At the same time, to approach or grasp the undeconstructible, one has to pass through the deconstructible—words and their arrangements, concepts and their heritages, rhetorical strategies, references, in sum the entire level of the text which is subject to technique, repetition, reproduction, common language and convention, etc. One passes through all this earnestly, trustingly, in order to experience what cannot be reduced in it, what is singular and cannot be decomposed into these elements, in other words, what is undeconstructible and escapes knowing and objectivity. The temptation is to get stuck on one of the decomposed elements and to use it as the lens through which to judge the work as a whole; this inevitably induces a myopia that prides itself on being all-seeing. But the undeconstructible inhibits such judgments, and whoever has a nose for it will hold back from making them.

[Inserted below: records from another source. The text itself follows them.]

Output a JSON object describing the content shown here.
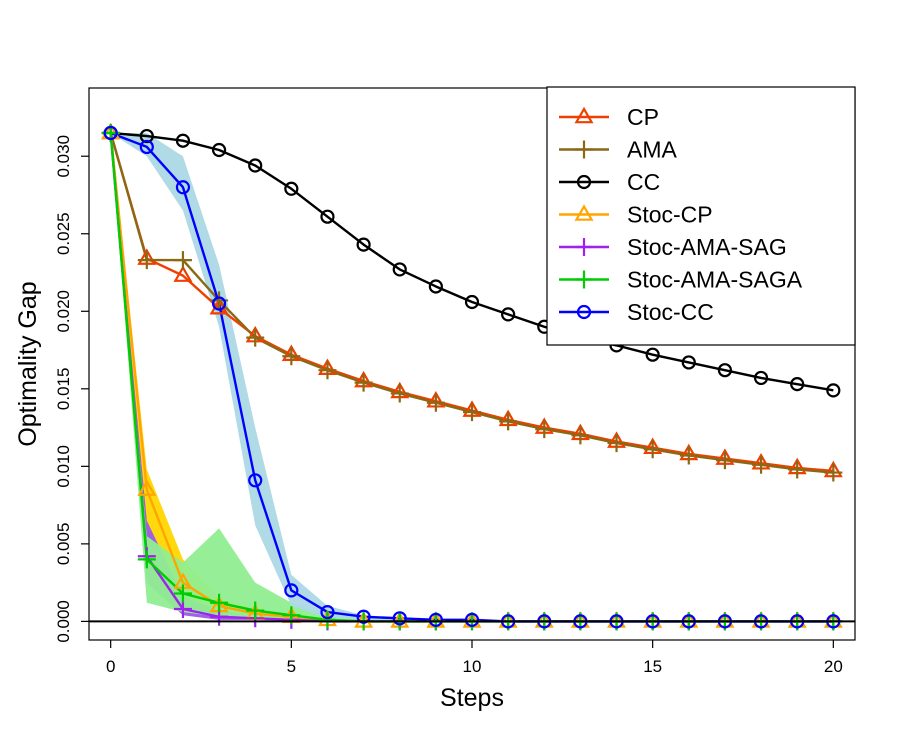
{
  "chart_data": {
    "type": "line",
    "xlabel": "Steps",
    "ylabel": "Optimality Gap",
    "xlim": [
      -0.6,
      20.6
    ],
    "ylim": [
      -0.0012,
      0.0344
    ],
    "xticks": [
      0,
      5,
      10,
      15,
      20
    ],
    "xtick_labels": [
      "0",
      "5",
      "10",
      "15",
      "20"
    ],
    "yticks": [
      0.0,
      0.005,
      0.01,
      0.015,
      0.02,
      0.025,
      0.03
    ],
    "ytick_labels": [
      "0.000",
      "0.005",
      "0.010",
      "0.015",
      "0.020",
      "0.025",
      "0.030"
    ],
    "hline": 0,
    "legend_position": "top-right",
    "bands": [
      {
        "name": "Stoc-CP band",
        "color": "#FFD700",
        "x": [
          0,
          1,
          2,
          3,
          4,
          5,
          6,
          7,
          8,
          9,
          10,
          11,
          12,
          13,
          14,
          15,
          16,
          17,
          18,
          19,
          20
        ],
        "lower": [
          0.0315,
          0.0045,
          0.0015,
          0.0006,
          0.0003,
          0.0002,
          0.0001,
          0,
          0,
          0,
          0,
          0,
          0,
          0,
          0,
          0,
          0,
          0,
          0,
          0,
          0
        ],
        "upper": [
          0.0315,
          0.0098,
          0.004,
          0.0015,
          0.0008,
          0.0004,
          0.0002,
          0.0001,
          0.0001,
          0,
          0,
          0,
          0,
          0,
          0,
          0,
          0,
          0,
          0,
          0,
          0
        ]
      },
      {
        "name": "Stoc-AMA-SAG band",
        "color": "#9B59E8",
        "x": [
          0,
          1,
          2,
          3,
          4,
          5,
          6,
          7,
          8,
          9,
          10,
          11,
          12,
          13,
          14,
          15,
          16,
          17,
          18,
          19,
          20
        ],
        "lower": [
          0.0315,
          0.0025,
          0.0004,
          0.0001,
          0.0001,
          0,
          0,
          0,
          0,
          0,
          0,
          0,
          0,
          0,
          0,
          0,
          0,
          0,
          0,
          0,
          0
        ],
        "upper": [
          0.0315,
          0.0065,
          0.0016,
          0.0007,
          0.0003,
          0.0002,
          0.0001,
          0,
          0,
          0,
          0,
          0,
          0,
          0,
          0,
          0,
          0,
          0,
          0,
          0,
          0
        ]
      },
      {
        "name": "Stoc-AMA-SAGA band",
        "color": "#90EE90",
        "x": [
          0,
          1,
          2,
          3,
          4,
          5,
          6,
          7,
          8,
          9,
          10,
          11,
          12,
          13,
          14,
          15,
          16,
          17,
          18,
          19,
          20
        ],
        "lower": [
          0.0315,
          0.0012,
          0.0006,
          0.0003,
          0.0001,
          0,
          0,
          0,
          0,
          0,
          0,
          0,
          0,
          0,
          0,
          0,
          0,
          0,
          0,
          0,
          0
        ],
        "upper": [
          0.0315,
          0.0055,
          0.0038,
          0.006,
          0.0025,
          0.0012,
          0.0005,
          0.0002,
          0.0001,
          0,
          0,
          0,
          0,
          0,
          0,
          0,
          0,
          0,
          0,
          0,
          0
        ]
      },
      {
        "name": "Stoc-CC band",
        "color": "#ADD8E6",
        "x": [
          0,
          1,
          2,
          3,
          4,
          5,
          6,
          7,
          8,
          9,
          10,
          11,
          12,
          13,
          14,
          15,
          16,
          17,
          18,
          19,
          20
        ],
        "lower": [
          0.0315,
          0.03,
          0.0265,
          0.019,
          0.0062,
          0.001,
          0.0002,
          0.0001,
          0,
          0,
          0,
          0,
          0,
          0,
          0,
          0,
          0,
          0,
          0,
          0,
          0
        ],
        "upper": [
          0.0315,
          0.0315,
          0.03,
          0.023,
          0.0125,
          0.003,
          0.001,
          0.0004,
          0.0002,
          0.0001,
          0,
          0,
          0,
          0,
          0,
          0,
          0,
          0,
          0,
          0,
          0
        ]
      }
    ],
    "series": [
      {
        "name": "CP",
        "color": "#EE4000",
        "marker": "triangle",
        "x": [
          0,
          1,
          2,
          3,
          4,
          5,
          6,
          7,
          8,
          9,
          10,
          11,
          12,
          13,
          14,
          15,
          16,
          17,
          18,
          19,
          20
        ],
        "values": [
          0.0315,
          0.0234,
          0.0223,
          0.0202,
          0.0184,
          0.0172,
          0.0163,
          0.0155,
          0.0148,
          0.0142,
          0.0136,
          0.013,
          0.0125,
          0.0121,
          0.0116,
          0.0112,
          0.0108,
          0.0105,
          0.0102,
          0.0099,
          0.0097
        ]
      },
      {
        "name": "AMA",
        "color": "#8B6914",
        "marker": "plus",
        "x": [
          0,
          1,
          2,
          3,
          4,
          5,
          6,
          7,
          8,
          9,
          10,
          11,
          12,
          13,
          14,
          15,
          16,
          17,
          18,
          19,
          20
        ],
        "values": [
          0.0315,
          0.0233,
          0.0233,
          0.0207,
          0.0183,
          0.0171,
          0.0162,
          0.0154,
          0.0147,
          0.0141,
          0.0135,
          0.0129,
          0.0124,
          0.012,
          0.0115,
          0.0111,
          0.0107,
          0.0104,
          0.0101,
          0.0098,
          0.0096
        ]
      },
      {
        "name": "CC",
        "color": "#000000",
        "marker": "circle",
        "x": [
          0,
          1,
          2,
          3,
          4,
          5,
          6,
          7,
          8,
          9,
          10,
          11,
          12,
          13,
          14,
          15,
          16,
          17,
          18,
          19,
          20
        ],
        "values": [
          0.0315,
          0.0313,
          0.031,
          0.0304,
          0.0294,
          0.0279,
          0.0261,
          0.0243,
          0.0227,
          0.0216,
          0.0206,
          0.0198,
          0.019,
          0.0183,
          0.0178,
          0.0172,
          0.0167,
          0.0162,
          0.0157,
          0.0153,
          0.0149
        ]
      },
      {
        "name": "Stoc-CP",
        "color": "#FFA500",
        "marker": "triangle",
        "x": [
          0,
          1,
          2,
          3,
          4,
          5,
          6,
          7,
          8,
          9,
          10,
          11,
          12,
          13,
          14,
          15,
          16,
          17,
          18,
          19,
          20
        ],
        "values": [
          0.0315,
          0.0085,
          0.0025,
          0.001,
          0.0005,
          0.0003,
          0.0001,
          0,
          0,
          0,
          0,
          0,
          0,
          0,
          0,
          0,
          0,
          0,
          0,
          0,
          0
        ]
      },
      {
        "name": "Stoc-AMA-SAG",
        "color": "#A020F0",
        "marker": "plus",
        "x": [
          0,
          1,
          2,
          3,
          4,
          5,
          6,
          7,
          8,
          9,
          10,
          11,
          12,
          13,
          14,
          15,
          16,
          17,
          18,
          19,
          20
        ],
        "values": [
          0.0315,
          0.0042,
          0.0008,
          0.0003,
          0.0002,
          0.0001,
          0,
          0,
          0,
          0,
          0,
          0,
          0,
          0,
          0,
          0,
          0,
          0,
          0,
          0,
          0
        ]
      },
      {
        "name": "Stoc-AMA-SAGA",
        "color": "#00CD00",
        "marker": "plus",
        "x": [
          0,
          1,
          2,
          3,
          4,
          5,
          6,
          7,
          8,
          9,
          10,
          11,
          12,
          13,
          14,
          15,
          16,
          17,
          18,
          19,
          20
        ],
        "values": [
          0.0315,
          0.004,
          0.0018,
          0.0012,
          0.0007,
          0.0004,
          0.0001,
          0,
          0,
          0,
          0,
          0,
          0,
          0,
          0,
          0,
          0,
          0,
          0,
          0,
          0
        ]
      },
      {
        "name": "Stoc-CC",
        "color": "#0000FF",
        "marker": "circle",
        "x": [
          0,
          1,
          2,
          3,
          4,
          5,
          6,
          7,
          8,
          9,
          10,
          11,
          12,
          13,
          14,
          15,
          16,
          17,
          18,
          19,
          20
        ],
        "values": [
          0.0315,
          0.0306,
          0.028,
          0.0205,
          0.0091,
          0.002,
          0.0006,
          0.0003,
          0.0002,
          0.0001,
          0.0001,
          0,
          0,
          0,
          0,
          0,
          0,
          0,
          0,
          0,
          0
        ]
      }
    ]
  }
}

Obviously, it is much easier to comment based on decomposed elements, from partial or outside perspectives which want to know nothing about the undeconstructible and thus justify without trouble a global judgment on the whole, foreclosing its otherness, its resistance, its excess. A commentary that does the opposite—which keys in on the one key thing that cannot be located or indicated and that in some sense lies underneath all deconstructible elements—such a commentary is immediately thrust into the imperative of justice itself. It is tasked not with exposing an author’s shortcomings but with preserving the singularity of their thought. That alone communicates the hope they had and struggled to encode through a thousand compromising repetitions. It is respect.
Accessing this point and getting a feel for its singularity means going a very long road with an author, slowly digesting this one point by meticulously comprehending and experimenting with the apparatus they construct to conduct the undeconstructible, gradually discarding any impression of strictness or limitation in the deconstructible structures they present. The longer that path, the more enjoyable. The greater the breadth it grants to experimentation, the more it gives to think. For the more it leads us to our own singularities, the more just it will be.
But to get there, one must credit the author with having a genuine concern for all this, since without that trust the key point won’t be found or even allowed to appear. It depends on the reader to see underneath, to slip into the structures that can only undo themselves and disappear for the sake of being thought. A work is the presentation of its thinking of this point, which cannot be said to exist, and yet guides the entire construction, point by point. Reading follows the trail, faithfully, but only to get lost in what, for reasons of justice, must remain unpresented.